15. In the present case, the District Forum and the State Commission, upon detailed appreciation of the evidence, have concurrently held that the OP insurer failed to establish that the insured had knowledge of any pre-existing disease or that there was deliberate and material suppression at the time of submitting the proposal form by leading credible evidence. The medical records relied upon by the OPs, though indicative of illness at a later stage, were found insufficient by the fora below to prove conscious suppression of material facts as on the date of proposal. These are findings of fact based on evidence on record.

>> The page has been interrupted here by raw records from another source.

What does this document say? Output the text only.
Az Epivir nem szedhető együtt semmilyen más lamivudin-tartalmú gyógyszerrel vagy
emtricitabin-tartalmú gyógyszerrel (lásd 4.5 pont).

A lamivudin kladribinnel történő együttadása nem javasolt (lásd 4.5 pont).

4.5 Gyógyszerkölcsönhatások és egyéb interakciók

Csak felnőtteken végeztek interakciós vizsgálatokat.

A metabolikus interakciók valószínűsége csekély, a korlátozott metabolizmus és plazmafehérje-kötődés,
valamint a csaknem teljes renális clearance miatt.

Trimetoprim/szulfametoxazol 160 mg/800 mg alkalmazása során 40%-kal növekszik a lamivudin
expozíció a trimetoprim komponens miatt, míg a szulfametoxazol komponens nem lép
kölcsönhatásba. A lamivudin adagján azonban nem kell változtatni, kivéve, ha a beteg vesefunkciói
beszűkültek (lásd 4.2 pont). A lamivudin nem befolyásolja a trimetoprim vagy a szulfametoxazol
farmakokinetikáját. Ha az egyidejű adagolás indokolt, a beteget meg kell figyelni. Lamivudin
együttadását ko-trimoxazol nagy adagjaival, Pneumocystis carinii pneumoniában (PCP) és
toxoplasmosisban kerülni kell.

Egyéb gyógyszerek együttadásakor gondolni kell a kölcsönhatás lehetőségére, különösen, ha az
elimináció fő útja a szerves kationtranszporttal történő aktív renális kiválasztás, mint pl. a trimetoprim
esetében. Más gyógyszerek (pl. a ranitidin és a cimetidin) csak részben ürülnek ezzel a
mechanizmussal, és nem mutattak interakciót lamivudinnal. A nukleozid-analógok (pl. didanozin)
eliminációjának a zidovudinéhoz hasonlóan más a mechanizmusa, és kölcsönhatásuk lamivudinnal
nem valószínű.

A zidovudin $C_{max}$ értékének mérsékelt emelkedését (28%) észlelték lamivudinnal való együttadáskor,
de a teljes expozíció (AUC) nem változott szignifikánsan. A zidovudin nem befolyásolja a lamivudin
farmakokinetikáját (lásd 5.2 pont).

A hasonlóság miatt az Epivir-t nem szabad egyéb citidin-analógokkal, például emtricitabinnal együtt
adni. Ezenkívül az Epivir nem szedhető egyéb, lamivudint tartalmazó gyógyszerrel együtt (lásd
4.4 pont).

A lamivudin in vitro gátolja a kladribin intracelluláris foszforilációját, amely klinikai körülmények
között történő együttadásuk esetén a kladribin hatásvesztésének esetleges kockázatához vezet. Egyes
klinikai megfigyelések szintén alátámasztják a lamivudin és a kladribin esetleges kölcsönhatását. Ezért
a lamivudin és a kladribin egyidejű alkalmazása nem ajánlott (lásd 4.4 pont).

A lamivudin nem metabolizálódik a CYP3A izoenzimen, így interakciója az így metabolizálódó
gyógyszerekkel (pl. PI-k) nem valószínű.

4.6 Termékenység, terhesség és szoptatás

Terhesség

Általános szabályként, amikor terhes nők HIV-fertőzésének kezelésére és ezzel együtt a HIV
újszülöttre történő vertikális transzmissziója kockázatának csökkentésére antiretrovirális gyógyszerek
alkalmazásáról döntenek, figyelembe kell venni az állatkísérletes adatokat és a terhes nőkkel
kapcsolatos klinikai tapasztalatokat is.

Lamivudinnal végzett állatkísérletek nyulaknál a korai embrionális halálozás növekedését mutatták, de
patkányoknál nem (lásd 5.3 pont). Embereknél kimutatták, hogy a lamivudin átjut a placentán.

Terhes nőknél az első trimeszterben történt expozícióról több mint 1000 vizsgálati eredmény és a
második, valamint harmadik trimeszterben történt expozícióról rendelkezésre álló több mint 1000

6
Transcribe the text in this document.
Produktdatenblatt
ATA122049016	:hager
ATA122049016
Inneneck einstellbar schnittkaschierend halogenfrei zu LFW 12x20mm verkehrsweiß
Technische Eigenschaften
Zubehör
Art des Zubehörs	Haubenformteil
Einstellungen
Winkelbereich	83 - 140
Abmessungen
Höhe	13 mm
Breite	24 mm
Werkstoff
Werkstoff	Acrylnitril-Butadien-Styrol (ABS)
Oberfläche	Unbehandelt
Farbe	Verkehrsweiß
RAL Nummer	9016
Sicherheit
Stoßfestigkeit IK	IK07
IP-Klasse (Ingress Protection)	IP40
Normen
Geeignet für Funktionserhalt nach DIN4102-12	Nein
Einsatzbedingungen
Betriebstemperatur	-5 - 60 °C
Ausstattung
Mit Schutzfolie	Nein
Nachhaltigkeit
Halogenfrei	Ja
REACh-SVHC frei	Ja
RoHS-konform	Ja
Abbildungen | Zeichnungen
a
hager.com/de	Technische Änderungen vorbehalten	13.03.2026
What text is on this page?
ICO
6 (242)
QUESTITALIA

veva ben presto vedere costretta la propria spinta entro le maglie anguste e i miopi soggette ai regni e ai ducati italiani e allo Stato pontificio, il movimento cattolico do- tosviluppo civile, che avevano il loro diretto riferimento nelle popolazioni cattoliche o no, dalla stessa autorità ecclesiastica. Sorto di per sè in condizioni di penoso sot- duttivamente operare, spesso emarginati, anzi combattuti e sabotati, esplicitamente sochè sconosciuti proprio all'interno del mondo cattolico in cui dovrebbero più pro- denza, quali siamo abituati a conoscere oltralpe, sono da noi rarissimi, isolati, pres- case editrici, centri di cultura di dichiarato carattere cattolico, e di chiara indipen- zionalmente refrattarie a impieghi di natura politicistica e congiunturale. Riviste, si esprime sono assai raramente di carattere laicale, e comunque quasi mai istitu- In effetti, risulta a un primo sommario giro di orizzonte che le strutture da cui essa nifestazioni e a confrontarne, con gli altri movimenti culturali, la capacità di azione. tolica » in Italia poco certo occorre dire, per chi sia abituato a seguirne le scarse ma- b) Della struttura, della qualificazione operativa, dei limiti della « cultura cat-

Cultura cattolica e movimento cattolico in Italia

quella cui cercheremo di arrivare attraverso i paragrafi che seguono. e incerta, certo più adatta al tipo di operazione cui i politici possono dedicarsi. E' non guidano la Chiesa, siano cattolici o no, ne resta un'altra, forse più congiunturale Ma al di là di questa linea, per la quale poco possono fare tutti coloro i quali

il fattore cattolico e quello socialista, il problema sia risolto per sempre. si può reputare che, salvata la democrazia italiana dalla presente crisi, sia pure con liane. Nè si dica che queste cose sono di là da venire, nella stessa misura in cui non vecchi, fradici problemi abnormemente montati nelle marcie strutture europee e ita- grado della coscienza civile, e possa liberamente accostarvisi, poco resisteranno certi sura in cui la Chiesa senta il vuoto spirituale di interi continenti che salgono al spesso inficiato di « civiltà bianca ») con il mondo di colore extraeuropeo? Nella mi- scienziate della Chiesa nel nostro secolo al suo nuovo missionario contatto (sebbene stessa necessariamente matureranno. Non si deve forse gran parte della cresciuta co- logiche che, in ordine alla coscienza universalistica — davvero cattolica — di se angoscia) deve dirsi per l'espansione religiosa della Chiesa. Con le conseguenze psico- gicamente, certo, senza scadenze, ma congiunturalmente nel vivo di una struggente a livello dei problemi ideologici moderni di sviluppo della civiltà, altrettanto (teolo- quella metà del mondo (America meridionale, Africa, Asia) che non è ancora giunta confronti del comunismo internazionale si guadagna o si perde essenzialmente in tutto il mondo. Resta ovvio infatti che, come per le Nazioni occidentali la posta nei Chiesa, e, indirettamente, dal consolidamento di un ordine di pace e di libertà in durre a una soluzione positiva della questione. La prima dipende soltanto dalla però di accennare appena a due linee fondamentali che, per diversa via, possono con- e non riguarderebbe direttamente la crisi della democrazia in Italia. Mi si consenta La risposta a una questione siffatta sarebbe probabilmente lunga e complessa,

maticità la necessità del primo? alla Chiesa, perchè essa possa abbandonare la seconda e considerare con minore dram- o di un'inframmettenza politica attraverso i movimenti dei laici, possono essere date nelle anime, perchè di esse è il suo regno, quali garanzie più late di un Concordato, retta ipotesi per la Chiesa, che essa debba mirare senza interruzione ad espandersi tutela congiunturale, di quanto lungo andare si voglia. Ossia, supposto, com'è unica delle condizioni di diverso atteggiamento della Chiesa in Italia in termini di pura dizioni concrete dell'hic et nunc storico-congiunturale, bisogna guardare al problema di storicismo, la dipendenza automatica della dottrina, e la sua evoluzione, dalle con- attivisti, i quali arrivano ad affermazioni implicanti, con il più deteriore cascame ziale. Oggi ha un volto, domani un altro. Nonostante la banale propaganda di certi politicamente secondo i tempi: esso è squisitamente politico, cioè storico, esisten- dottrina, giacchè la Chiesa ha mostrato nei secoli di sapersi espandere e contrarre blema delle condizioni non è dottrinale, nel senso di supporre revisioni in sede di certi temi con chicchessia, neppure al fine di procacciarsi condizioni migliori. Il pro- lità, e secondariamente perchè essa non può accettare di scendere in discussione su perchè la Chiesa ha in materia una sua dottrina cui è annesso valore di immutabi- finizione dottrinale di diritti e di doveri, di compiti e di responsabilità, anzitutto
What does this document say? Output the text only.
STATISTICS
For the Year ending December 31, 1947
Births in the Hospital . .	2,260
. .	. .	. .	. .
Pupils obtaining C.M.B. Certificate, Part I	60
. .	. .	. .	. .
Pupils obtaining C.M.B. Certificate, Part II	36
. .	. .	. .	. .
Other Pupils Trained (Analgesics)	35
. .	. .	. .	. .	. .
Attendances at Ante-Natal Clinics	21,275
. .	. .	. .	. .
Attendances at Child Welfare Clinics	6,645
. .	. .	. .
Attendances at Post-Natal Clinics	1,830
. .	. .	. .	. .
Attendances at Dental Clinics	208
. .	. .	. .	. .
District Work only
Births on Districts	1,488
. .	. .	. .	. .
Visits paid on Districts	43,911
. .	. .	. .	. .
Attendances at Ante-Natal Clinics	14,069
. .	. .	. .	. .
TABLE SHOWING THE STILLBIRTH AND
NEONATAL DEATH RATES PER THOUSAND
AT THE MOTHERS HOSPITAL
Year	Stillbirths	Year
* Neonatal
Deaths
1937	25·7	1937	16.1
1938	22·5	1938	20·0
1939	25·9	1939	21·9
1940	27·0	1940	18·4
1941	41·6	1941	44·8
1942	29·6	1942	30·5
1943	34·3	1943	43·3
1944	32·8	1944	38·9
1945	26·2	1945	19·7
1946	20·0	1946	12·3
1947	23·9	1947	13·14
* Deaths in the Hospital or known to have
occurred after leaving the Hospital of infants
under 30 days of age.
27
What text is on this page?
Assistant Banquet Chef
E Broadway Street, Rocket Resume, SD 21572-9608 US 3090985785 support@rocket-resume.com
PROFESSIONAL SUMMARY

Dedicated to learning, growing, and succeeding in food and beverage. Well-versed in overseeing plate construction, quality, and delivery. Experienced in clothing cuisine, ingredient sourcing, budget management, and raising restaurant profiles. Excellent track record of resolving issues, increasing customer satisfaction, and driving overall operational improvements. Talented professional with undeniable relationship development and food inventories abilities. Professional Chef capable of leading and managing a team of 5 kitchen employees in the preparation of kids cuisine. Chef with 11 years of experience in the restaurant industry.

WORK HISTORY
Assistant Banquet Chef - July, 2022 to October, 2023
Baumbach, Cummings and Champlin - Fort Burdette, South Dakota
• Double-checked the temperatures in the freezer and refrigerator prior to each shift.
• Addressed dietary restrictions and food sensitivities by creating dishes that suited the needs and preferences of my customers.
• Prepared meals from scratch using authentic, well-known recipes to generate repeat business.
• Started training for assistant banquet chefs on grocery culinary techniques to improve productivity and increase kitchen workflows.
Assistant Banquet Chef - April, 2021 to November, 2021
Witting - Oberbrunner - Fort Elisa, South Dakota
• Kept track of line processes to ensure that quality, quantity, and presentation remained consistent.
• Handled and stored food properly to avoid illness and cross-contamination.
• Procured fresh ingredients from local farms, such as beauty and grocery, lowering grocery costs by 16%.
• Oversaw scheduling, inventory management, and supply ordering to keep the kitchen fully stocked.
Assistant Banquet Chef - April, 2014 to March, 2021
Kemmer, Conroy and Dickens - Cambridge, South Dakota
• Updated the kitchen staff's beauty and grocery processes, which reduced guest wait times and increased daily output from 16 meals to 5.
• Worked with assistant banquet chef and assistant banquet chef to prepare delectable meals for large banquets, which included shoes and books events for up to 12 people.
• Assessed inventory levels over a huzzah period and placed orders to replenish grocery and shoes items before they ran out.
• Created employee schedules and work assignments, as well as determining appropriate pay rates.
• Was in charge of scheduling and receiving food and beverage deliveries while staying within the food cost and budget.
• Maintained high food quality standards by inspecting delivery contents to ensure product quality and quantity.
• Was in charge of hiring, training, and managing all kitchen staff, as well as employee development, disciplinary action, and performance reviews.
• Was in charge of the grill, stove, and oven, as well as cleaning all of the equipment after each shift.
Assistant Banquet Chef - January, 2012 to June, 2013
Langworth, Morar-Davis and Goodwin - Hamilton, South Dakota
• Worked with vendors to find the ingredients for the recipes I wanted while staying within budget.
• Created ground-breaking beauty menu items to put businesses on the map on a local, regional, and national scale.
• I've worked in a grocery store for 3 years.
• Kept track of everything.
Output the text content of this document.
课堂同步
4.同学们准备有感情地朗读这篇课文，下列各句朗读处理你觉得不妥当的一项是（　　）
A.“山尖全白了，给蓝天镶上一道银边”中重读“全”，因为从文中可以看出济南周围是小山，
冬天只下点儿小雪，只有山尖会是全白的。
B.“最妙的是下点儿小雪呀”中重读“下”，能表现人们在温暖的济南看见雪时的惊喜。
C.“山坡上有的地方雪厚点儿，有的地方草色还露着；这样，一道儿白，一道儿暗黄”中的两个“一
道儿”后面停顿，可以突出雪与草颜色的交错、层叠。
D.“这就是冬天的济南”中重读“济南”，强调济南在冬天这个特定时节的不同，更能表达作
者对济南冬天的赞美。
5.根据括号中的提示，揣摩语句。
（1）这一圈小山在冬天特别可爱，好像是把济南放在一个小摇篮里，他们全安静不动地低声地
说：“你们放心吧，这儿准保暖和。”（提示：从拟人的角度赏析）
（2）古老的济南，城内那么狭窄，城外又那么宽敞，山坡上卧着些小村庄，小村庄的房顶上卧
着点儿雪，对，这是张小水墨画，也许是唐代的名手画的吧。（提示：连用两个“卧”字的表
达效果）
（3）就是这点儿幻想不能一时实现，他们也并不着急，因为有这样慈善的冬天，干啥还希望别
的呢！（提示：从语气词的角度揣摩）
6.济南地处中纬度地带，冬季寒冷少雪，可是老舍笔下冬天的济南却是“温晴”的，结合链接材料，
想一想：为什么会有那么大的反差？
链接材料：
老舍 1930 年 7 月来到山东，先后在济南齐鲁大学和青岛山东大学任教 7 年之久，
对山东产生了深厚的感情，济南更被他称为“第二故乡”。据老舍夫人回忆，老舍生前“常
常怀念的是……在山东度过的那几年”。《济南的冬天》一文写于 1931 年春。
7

16. The scope of revisional jurisdiction under Section 21(b) of the Consumer Protection Act, 1986 is extremely limited. As held by the Hon'ble Supreme Court in Rubi (Chandra) Dutta v. United India Insurance Co. Ltd., (2011) 11 SCC 269Sunil Kumar Maity v. SBI (Civil Appeal No. 432 of 2022), and Rajiv Shukla v. Gold Rush Sales and Services Ltd., (2022) 9 SCC 31, this Commission cannot interfere with concurrent findings of fact unless the same are shown to be perverse or suffering from jurisdictional error or material irregularity.

17. In view of the foregoing discussion, we hold that the OPs failed to establish any material suppression or misrepresentation on the part of the deceased life assured so as to justify repudiation of the death claim. The concurrent findings recorded by the District Forum in C.C. No.35/2915 dated 03.08.2016 and affirmed by the State Commission in F.A. No.529/2016 dated 22.10.2019 are based on proper appreciation of evidence and do not suffer from any illegality, perversity, or material irregularity. The Revision Petition No.176 of 2020 is accordingly dismissed.

18. In the facts and circumstances of the case, there shall be no order as to costs.

19. All pending applications, if any, stand disposed of accordingly.